The International Association of Antarctica Tour Operators (IAATO) and two member operators, Oceanwide Expeditions and Heritage Expeditions, took part in a live Search and Rescue (SAR) Exercise in collaboration with Maritime New Zealand’s Rescue Coordination Centre New Zealand (RCCNZ) on Feb. 12.
 
This was a table-top exercise with live components; the intent being to test existing protocols, contingency plans and lines of communication between the ship in distress, RCCNZ and IAATO. Potential assets within the search and rescue region that could be tasked with assisting, including other IAATO vessels, were also evaluated, according to a released statement.
 
IAATO Operations and Environmental Manager, Tudor Morgan said, “Collaboration is key to any search and rescue effort so this was a fantastic opportunity to test our communication procedures with RCCNZ and demonstrate our shared commitment to safety in the Southern Ocean.  
 
“In the rare event of an incident occurring, IAATO’s role is to communicate effectively with member operators and the Maritime Rescue Coordination Centre involved.
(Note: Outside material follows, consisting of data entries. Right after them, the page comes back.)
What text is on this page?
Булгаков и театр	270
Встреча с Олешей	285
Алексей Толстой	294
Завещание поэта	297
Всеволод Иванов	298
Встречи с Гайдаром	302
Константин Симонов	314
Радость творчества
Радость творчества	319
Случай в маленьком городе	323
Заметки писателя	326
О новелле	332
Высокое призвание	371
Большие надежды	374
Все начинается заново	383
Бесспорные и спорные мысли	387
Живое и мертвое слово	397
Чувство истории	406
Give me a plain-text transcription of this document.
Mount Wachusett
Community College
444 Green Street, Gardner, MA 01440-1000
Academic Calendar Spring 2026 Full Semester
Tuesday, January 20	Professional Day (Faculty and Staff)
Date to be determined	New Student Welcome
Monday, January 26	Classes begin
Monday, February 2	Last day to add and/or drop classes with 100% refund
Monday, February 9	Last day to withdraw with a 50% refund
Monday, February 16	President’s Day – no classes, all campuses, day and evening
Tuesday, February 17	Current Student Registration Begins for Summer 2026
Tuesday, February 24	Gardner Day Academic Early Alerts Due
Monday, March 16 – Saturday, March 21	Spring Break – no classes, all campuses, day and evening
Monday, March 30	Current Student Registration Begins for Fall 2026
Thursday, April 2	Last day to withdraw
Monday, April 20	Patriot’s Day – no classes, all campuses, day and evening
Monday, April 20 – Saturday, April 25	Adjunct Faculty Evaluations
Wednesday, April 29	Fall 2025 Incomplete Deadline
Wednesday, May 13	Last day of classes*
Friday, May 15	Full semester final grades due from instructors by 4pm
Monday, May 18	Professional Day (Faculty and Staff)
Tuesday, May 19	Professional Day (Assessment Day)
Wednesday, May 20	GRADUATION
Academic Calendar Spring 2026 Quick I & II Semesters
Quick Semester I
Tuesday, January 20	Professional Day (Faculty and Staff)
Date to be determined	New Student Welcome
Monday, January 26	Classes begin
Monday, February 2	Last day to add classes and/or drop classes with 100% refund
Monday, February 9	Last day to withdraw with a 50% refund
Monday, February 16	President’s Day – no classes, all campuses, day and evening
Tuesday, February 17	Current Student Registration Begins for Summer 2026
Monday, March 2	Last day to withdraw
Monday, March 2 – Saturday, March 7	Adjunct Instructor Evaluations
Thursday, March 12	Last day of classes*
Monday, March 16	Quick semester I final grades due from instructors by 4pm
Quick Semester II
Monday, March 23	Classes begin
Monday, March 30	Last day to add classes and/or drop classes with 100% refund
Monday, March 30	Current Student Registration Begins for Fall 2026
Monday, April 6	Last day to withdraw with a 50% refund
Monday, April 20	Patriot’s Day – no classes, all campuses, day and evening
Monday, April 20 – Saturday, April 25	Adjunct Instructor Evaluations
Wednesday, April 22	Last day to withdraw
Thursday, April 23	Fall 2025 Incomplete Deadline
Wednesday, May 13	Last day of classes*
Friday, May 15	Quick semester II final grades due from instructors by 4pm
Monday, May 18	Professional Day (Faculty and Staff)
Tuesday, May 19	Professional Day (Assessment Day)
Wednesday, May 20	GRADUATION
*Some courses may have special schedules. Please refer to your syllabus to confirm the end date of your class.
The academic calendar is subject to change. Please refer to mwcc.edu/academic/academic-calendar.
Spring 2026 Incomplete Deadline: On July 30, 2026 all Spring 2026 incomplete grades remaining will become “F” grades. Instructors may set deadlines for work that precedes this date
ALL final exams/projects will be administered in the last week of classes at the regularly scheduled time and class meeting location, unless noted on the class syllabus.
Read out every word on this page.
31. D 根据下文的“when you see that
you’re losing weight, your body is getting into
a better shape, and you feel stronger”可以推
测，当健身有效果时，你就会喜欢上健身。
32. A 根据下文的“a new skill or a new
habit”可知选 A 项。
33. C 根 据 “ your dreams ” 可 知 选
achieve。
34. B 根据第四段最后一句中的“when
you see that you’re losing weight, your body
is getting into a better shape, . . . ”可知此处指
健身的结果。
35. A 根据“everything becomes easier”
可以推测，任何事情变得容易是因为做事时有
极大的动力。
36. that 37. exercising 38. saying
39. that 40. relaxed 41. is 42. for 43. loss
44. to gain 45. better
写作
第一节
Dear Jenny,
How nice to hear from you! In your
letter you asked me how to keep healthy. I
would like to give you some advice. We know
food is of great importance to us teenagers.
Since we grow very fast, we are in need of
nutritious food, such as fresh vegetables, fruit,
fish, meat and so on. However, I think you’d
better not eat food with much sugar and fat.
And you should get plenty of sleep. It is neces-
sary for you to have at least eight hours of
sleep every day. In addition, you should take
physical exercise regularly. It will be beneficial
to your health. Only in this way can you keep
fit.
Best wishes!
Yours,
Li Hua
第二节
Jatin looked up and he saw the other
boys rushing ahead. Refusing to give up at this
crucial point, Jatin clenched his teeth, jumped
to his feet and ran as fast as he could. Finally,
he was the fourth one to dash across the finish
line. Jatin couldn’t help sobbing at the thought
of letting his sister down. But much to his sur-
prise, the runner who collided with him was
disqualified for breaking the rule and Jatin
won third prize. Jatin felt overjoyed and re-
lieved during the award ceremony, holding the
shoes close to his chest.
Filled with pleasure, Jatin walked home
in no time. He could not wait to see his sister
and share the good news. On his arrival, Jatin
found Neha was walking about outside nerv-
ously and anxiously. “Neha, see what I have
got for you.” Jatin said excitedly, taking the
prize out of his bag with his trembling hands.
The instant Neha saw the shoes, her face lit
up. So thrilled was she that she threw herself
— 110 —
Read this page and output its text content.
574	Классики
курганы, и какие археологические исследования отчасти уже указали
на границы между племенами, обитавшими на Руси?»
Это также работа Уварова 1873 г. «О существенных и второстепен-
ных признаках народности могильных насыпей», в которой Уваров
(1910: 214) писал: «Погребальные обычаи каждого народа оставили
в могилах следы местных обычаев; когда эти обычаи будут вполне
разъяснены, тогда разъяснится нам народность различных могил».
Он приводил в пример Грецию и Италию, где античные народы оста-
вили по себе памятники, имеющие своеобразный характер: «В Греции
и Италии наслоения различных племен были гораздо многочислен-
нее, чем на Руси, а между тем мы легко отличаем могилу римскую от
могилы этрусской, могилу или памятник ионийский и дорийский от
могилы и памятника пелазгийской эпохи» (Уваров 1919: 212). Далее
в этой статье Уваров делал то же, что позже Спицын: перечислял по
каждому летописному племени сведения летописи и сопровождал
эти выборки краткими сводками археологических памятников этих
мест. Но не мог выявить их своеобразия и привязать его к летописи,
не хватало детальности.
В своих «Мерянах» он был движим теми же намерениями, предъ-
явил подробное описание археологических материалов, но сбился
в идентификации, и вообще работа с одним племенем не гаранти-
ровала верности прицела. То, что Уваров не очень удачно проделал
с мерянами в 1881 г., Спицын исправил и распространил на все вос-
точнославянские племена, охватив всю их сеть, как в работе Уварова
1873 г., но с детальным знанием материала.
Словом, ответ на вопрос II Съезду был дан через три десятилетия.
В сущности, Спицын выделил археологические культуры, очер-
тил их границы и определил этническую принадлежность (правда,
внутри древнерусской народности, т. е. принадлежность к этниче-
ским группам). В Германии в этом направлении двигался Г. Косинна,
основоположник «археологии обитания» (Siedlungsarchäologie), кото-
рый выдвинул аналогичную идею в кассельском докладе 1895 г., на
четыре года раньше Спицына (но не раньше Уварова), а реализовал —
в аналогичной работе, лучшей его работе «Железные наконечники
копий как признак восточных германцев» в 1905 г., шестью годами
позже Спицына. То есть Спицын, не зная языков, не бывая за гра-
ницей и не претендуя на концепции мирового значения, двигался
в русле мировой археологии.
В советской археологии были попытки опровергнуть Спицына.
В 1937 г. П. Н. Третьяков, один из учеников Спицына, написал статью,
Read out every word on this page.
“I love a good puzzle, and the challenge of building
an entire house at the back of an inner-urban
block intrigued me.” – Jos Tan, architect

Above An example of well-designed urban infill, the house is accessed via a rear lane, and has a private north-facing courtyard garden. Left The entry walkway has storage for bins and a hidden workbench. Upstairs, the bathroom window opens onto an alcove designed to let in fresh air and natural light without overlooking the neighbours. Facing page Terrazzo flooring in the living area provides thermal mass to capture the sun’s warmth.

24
Live exercises like this one are valuable for training, fine tuning our protocols and strengthening important working relationships.”
 
Dave Wilson, responsible at RCCNZ for Antarctic SAR planning said “This was a challenging and realistic scenario, as each element was taken from real SAR operations coordinated within the Ross Sea region. While thorough risk assessment and prevention plans will reduce the likelihood of such events, situations can occur on board vessels that are beyond the crew’s ability to resolve without external SAR assistance. It is important for all organizations operating in the Antarctic to understand that this scenario could happen to any vessel, and in these cases it is critical that vessels nearby, as well as SAR authorities ashore, are rapidly alerted so they can assist in a coordinated SAR operation with minimum delay.”
 
“RCCNZ has a well-developed SAR Response Plan for the Antarctic, underpinned by the strong relationships established with the National Antarctic Programmes and the many government and non-government organizations that may be asked to assist in a SAR operation.”
 
In the scenario, the ship MV Ortelius, operated by Oceanwide Expeditions, reported an engine room fire that caused a temporary loss of power and eight casualties among the fire fighting crew, three of which required medical evacuation. Heritage Expedition’s vessel, Spirit of Enderby, was among a number of resources tasked with going to Ortelius to assist.
 
This was the third Search and Rescue Exercise to be conducted by IAATO and its members.  It follows joint initiatives with the Maritime Rescue Coordination Centre (MRCC) Ushuaia, Argentina and MRCC Chile in 2014 and 2013 respectively.